Покупатели, что были в лавке, и продавец шапки сомкнули вокруг нас кольцо.
Узел и бобровую шапку вытащил я.
С того случая жребьеметание прочно внедрилось в нашу жизнь.
Двадцать первый год балует нас двумя комнатами: одна похуже, повыцвестей обоями, постарей мебелью, другая – с министерским письменным столом, английскими креслами и аршинным бордюром в коричневых хризантемах.
Передо мной два есенинских кулака – в одном зажата бумажка.
Пустая рука – пустая судьба.
В непрекословной послушности року доходили мы до того, что перед дверью уборной (когда обоим приспичивало одновременно) ломали спичку.
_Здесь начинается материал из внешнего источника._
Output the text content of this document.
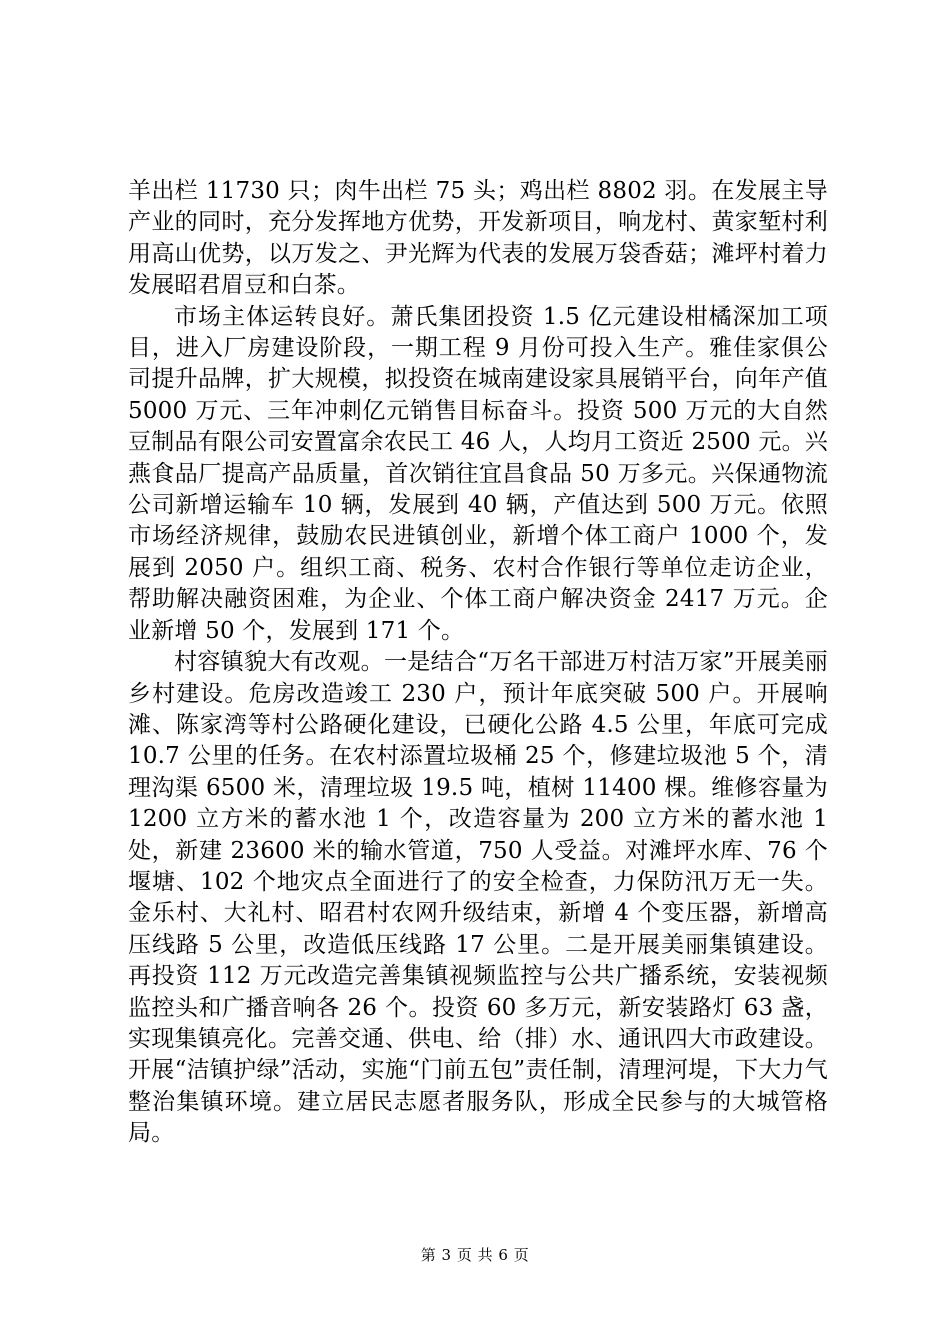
羊出栏 11730 只；肉牛出栏 75 头；鸡出栏 8802 羽。在发展主导产业的同时，充分发挥地方优势，开发新项目，响龙村、黄家堑村利用高山优势，以万发之、尹光辉为代表的发展万袋香菇；滩坪村着力发展昭君眉豆和白茶。

市场主体运转良好。萧氏集团投资 1.5 亿元建设柑橘深加工项目，进入厂房建设阶段，一期工程 9 月份可投入生产。雅佳家俱公司提升品牌，扩大规模，拟投资在城南建设家具展销平台，向年产值 5000 万元、三年冲刺亿元销售目标奋斗。投资 500 万元的大自然豆制品有限公司安置富余农民工 46 人，人均月工资近 2500 元。兴燕食品厂提高产品质量，首次销往宜昌食品 50 万多元。兴保通物流公司新增运输车 10 辆，发展到 40 辆，产值达到 500 万元。依照市场经济规律，鼓励农民进镇创业，新增个体工商户 1000 个，发展到 2050 户。组织工商、税务、农村合作银行等单位走访企业，帮助解决融资困难，为企业、个体工商户解决资金 2417 万元。企业新增 50 个，发展到 171 个。

村容镇貌大有改观。一是结合“万名干部进万村洁万家”开展美丽乡村建设。危房改造竣工 230 户，预计年底突破 500 户。开展响滩、陈家湾等村公路硬化建设，已硬化公路 4.5 公里，年底可完成 10.7 公里的任务。在农村添置垃圾桶 25 个，修建垃圾池 5 个，清理沟渠 6500 米，清理垃圾 19.5 吨，植树 11400 棵。维修容量为 1200 立方米的蓄水池 1 个，改造容量为 200 立方米的蓄水池 1 处，新建 23600 米的输水管道，750 人受益。对滩坪水库、76 个堰塘、102 个地灾点全面进行了的安全检查，力保防汛万无一失。金乐村、大礼村、昭君村农网升级结束，新增 4 个变压器，新增高压线路 5 公里，改造低压线路 17 公里。二是开展美丽集镇建设。再投资 112 万元改造完善集镇视频监控与公共广播系统，安装视频监控头和广播音响各 26 个。投资 60 多万元，新安装路灯 63 盏，实现集镇亮化。完善交通、供电、给（排）水、通讯四大市政建设。开展“洁镇护绿”活动，实施“门前五包”责任制，清理河堤，下大力气整治集镇环境。建立居民志愿者服务队，形成全民参与的大城管格局。

第 3 页 共 6 页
Счастливец, вытащивший серную головку, торжественно вступал в тронный зал.
37
Генерал Иванов, получив от царя приказ прибыть с георгиевцами для усмирения февральского Петербурга, прежде всего вспомнил о своих добрых знакомых в столице и попросил адъютанта купить в Могилеве сотенку яичек из-под курицы и с полпуда сливочного масла.
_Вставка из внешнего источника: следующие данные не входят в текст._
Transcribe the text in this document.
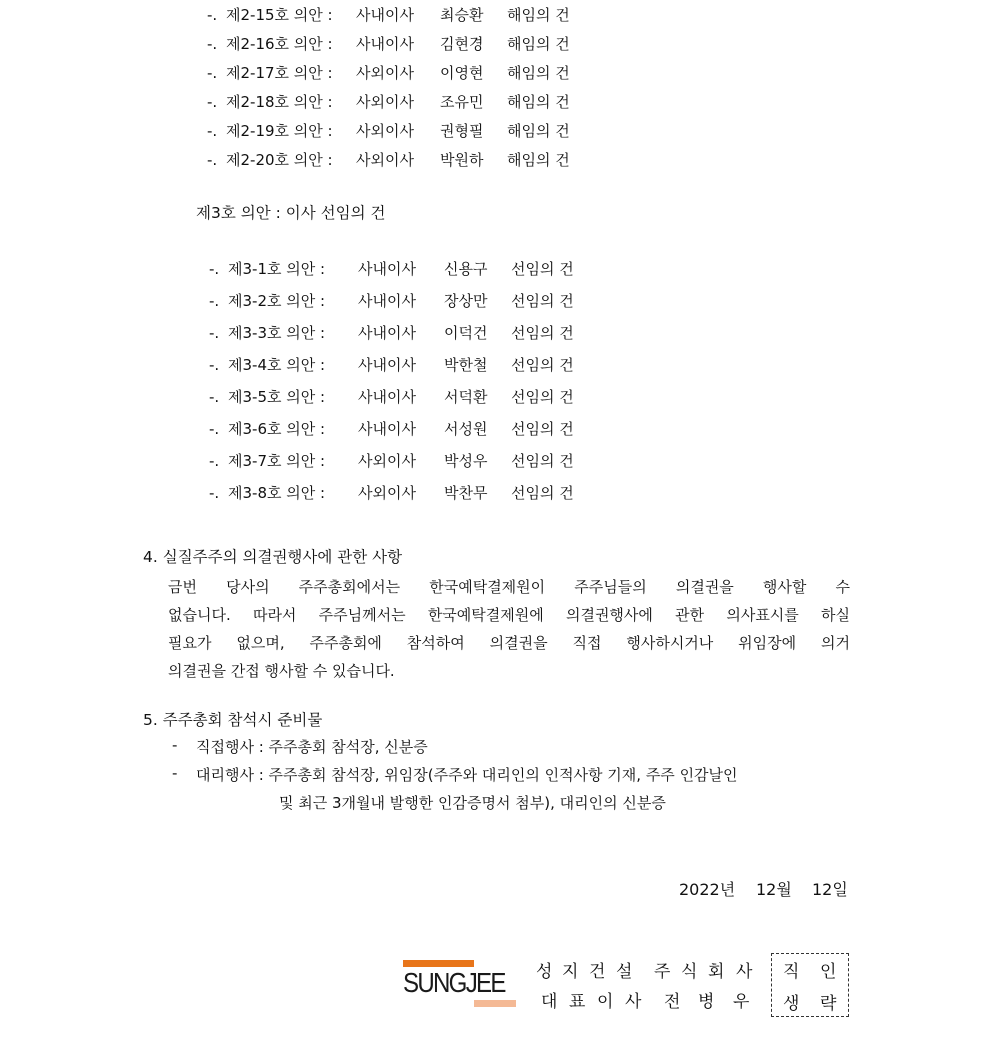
-. 제2-15호 의안 : 사내이사 최승환 해임의 건
-. 제2-16호 의안 : 사내이사 김현경 해임의 건
-. 제2-17호 의안 : 사외이사 이영현 해임의 건
-. 제2-18호 의안 : 사외이사 조유민 해임의 건
-. 제2-19호 의안 : 사외이사 권형필 해임의 건
-. 제2-20호 의안 : 사외이사 박원하 해임의 건
제3호 의안 : 이사 선임의 건
-. 제3-1호 의안 : 사내이사 신용구 선임의 건
-. 제3-2호 의안 : 사내이사 장상만 선임의 건
-. 제3-3호 의안 : 사내이사 이덕건 선임의 건
-. 제3-4호 의안 : 사내이사 박한철 선임의 건
-. 제3-5호 의안 : 사내이사 서덕환 선임의 건
-. 제3-6호 의안 : 사내이사 서성원 선임의 건
-. 제3-7호 의안 : 사외이사 박성우 선임의 건
-. 제3-8호 의안 : 사외이사 박찬무 선임의 건
4. 실질주주의 의결권행사에 관한 사항
금번 당사의 주주총회에서는 한국예탁결제원이 주주님들의 의결권을 행사할 수
없습니다. 따라서 주주님께서는 한국예탁결제원에 의결권행사에 관한 의사표시를 하실
필요가 없으며, 주주총회에 참석하여 의결권을 직접 행사하시거나 위임장에 의거
의결권을 간접 행사할 수 있습니다.
5. 주주총회 참석시 준비물
- 직접행사 : 주주총회 참석장, 신분증
- 대리행사 : 주주총회 참석장, 위임장(주주와 대리인의 인적사항 기재, 주주 인감날인
및 최근 3개월내 발행한 인감증명서 첨부), 대리인의 신분증
2022년 12월 12일
SUNGJEE 성 지 건 설 주 식 회 사
대 표 이 사 전 병 우
직 인
생 략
Пустячное дело! Пройдет по торцам Невского молодецким маршем георгиевский батальон под охи и ахи медных труб, и конец всем революциям.
А там – генерал отдаст яички добрым знакомым, погреет у камелька старые ноги в красных лампасах, побрюзжит, поскрипит, потешится новым орденом, царской благодарностью – и обратно на фронт.
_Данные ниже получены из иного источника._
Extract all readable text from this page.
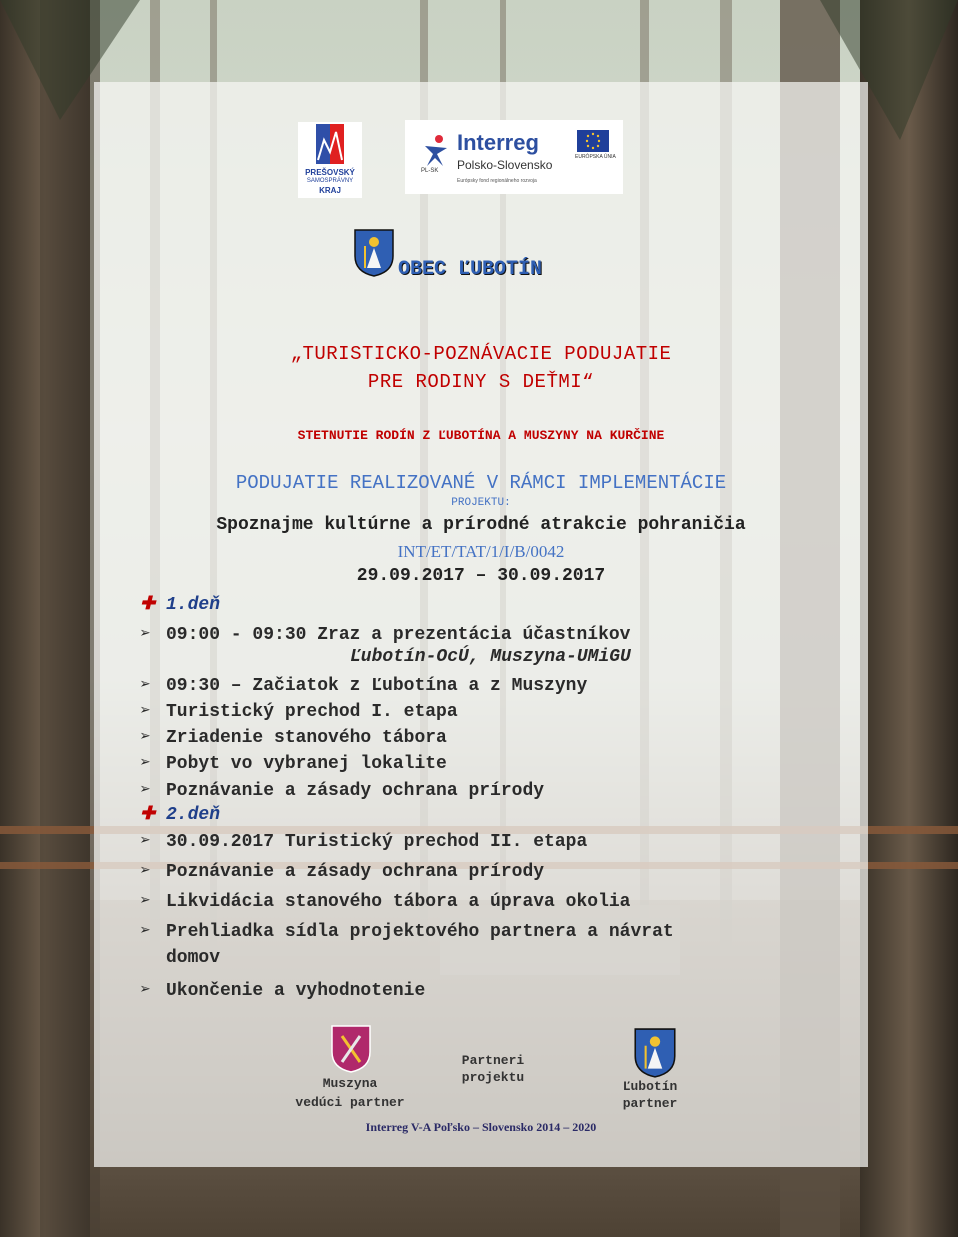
PREŠOVSKÝ
SAMOSPRÁVNY
KRAJ
PL-SK
Interreg
Polsko-Slovensko
Európsky fond regionálneho rozvoja
EURÓPSKA ÚNIA
OBEC ĽUBOTÍN
„TURISTICKO-POZNÁVACIE PODUJATIE
PRE RODINY S DEŤMI“
STETNUTIE RODÍN Z ĽUBOTÍNA A MUSZYNY NA KURČINE
PODUJATIE REALIZOVANÉ V RÁMCI IMPLEMENTÁCIE
PROJEKTU:
Spoznajme kultúrne a prírodné atrakcie pohraničia
INT/ET/TAT/1/I/B/0042
29.09.2017 – 30.09.2017
✚ 1.deň
➢ 09:00 - 09:30 Zraz a prezentácia účastníkov
Ľubotín-OcÚ, Muszyna-UMiGU
➢ 09:30 – Začiatok z Ľubotína a z Muszyny
➢ Turistický prechod I. etapa
➢ Zriadenie stanového tábora
➢ Pobyt vo vybranej lokalite
➢ Poznávanie a zásady ochrana prírody
✚ 2.deň
➢ 30.09.2017 Turistický prechod II. etapa
➢ Poznávanie a zásady ochrana prírody
➢ Likvidácia stanového tábora a úprava okolia
➢ Prehliadka sídla projektového partnera a návrat
domov
➢ Ukončenie a vyhodnotenie
Muszyna
vedúci partner
Partneri
projektu
Ľubotín
partner
Interreg V-A Poľsko – Slovensko 2014 – 2020
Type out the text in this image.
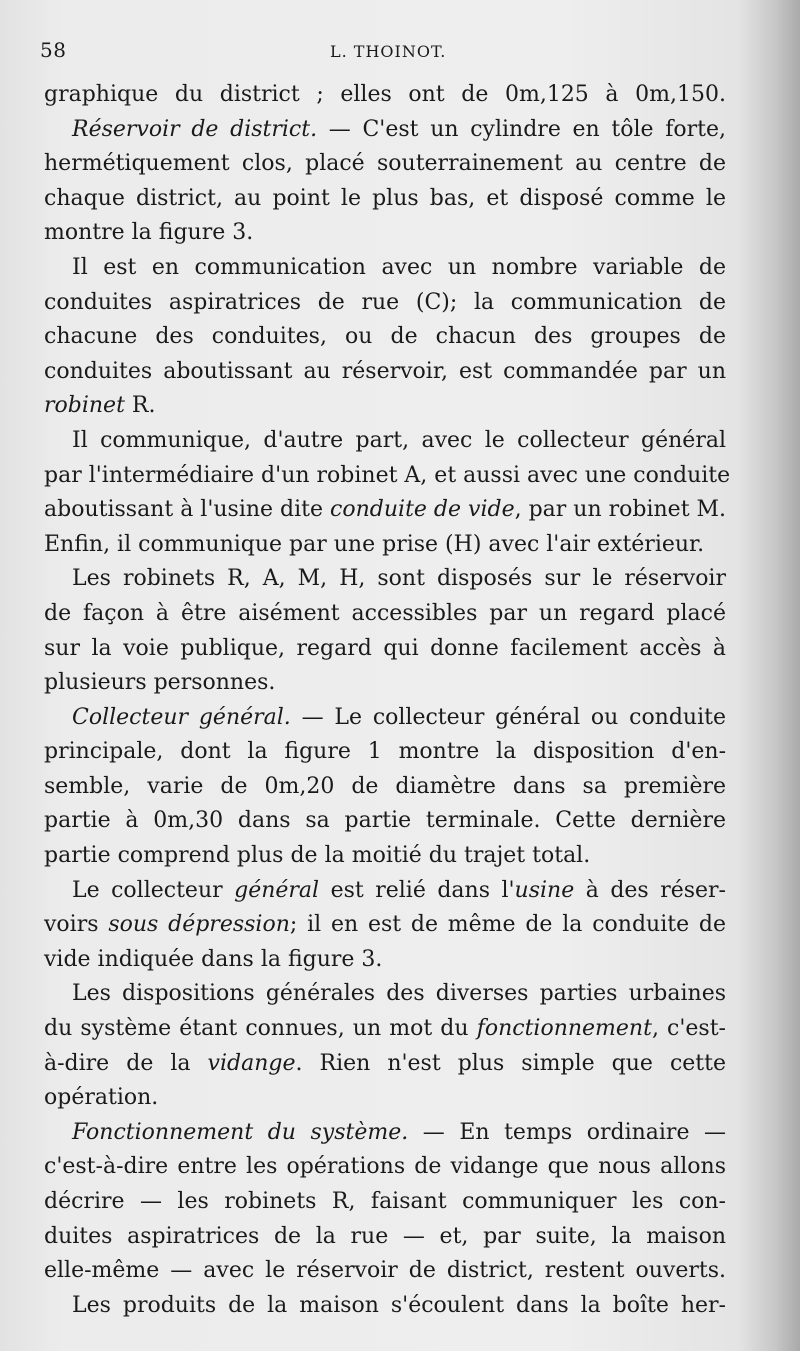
58	L. THOINOT.
graphique du district ; elles ont de 0m,125 à 0m,150.
Réservoir de district. — C'est un cylindre en tôle forte,
hermétiquement clos, placé souterrainement au centre de
chaque district, au point le plus bas, et disposé comme le
montre la figure 3.
Il est en communication avec un nombre variable de
conduites aspiratrices de rue (C); la communication de
chacune des conduites, ou de chacun des groupes de
conduites aboutissant au réservoir, est commandée par un
robinet R.
Il communique, d'autre part, avec le collecteur général
par l'intermédiaire d'un robinet A, et aussi avec une conduite
aboutissant à l'usine dite conduite de vide, par un robinet M.
Enfin, il communique par une prise (H) avec l'air extérieur.
Les robinets R, A, M, H, sont disposés sur le réservoir
de façon à être aisément accessibles par un regard placé
sur la voie publique, regard qui donne facilement accès à
plusieurs personnes.
Collecteur général. — Le collecteur général ou conduite
principale, dont la figure 1 montre la disposition d'en-
semble, varie de 0m,20 de diamètre dans sa première
partie à 0m,30 dans sa partie terminale. Cette dernière
partie comprend plus de la moitié du trajet total.
Le collecteur général est relié dans l'usine à des réser-
voirs sous dépression; il en est de même de la conduite de
vide indiquée dans la figure 3.
Les dispositions générales des diverses parties urbaines
du système étant connues, un mot du fonctionnement, c'est-
à-dire de la vidange. Rien n'est plus simple que cette
opération.
Fonctionnement du système. — En temps ordinaire —
c'est-à-dire entre les opérations de vidange que nous allons
décrire — les robinets R, faisant communiquer les con-
duites aspiratrices de la rue — et, par suite, la maison
elle-même — avec le réservoir de district, restent ouverts.
Les produits de la maison s'écoulent dans la boîte her-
Но яички так и не пришли по назначению.
Март…
Любовью гимназистки влюбилась Россия в Александра Федоровича Керенского.
Ах, эта гимназическая любовь!
Ах, непостоянное гимназическое сердце!
Прошли медовые весенние месяцы.
Июнь.
Галицийские поля зацвели кровью.
Заворочался недовольный фронт.
Август.
Корнилов поднимает с фронта туземный корпус. Осетинские и дагестанские полки. Генералы Крымов и Краснов принимают командование. Князь Гагарин с черкесами и ингушами на подступах к Петербургу.
Но телеграммы Керенского разбивают боевых генералов.
Начало октября. Генералу Краснову сотник Карташов делает доклад.
Входит Керенский. Протягивает руку офицеру. Тот вытягивается, стоит смирно и не дает своей руки.
Побледневший Керенский говорит:
– Поручик, я подал вам руку.
– Виноват, господин верховный главнокомандующий, я не могу подать вам руки, я – корниловец, – отвечает сотник.
Керенский не вполне угодил господам офицерам.
А рабочим и солдатам?
Еще меньше.
Они своевременно об этом его уведомили. Правда, не столь церемонно, как сотник Карташов.
Одну неправдоподобь сменяет другая – более величественная.
Девятнадцатый и двадцатые годы.
Гражданская война.
В Одесском Совете депутатов Муравьев говорит:
– В одни сутки мы восстановили разрушенный Радой сорокасаженный мост и ворвались в Киев. Я приказал артиллерии бить по самым большим дворцам, по десятиэтажному дому Грушевского. Дом сгорел дотла. Я зажег город. Бил по дворцам, по церквам, по попам, по монахам. Двадцать пятого января оборонческая Дума просила перемирия. В ответ я велел бить химическими удушливыми газами… Говоря по прямому проводу с Владимиром Ильичем, я сказал ему, что хочу идти с революционными войсками завоевать весь мир.
Шекспировский монолог.
Литературу всегда уговаривают, чтобы она поглядывала на жизнь. Вот мы и поглядывали.
Однажды имажинистам показалось, что в искусстве поднимает голову формальная реакция.
Верховный Совет имажинистов (Есенин, Шершеневич, Кусиков и я) на тайном заседании решил объявить «всеобщую мобилизацию» в защиту левых форм.
В маленькой тайной типографии мы отпечатали «приказ».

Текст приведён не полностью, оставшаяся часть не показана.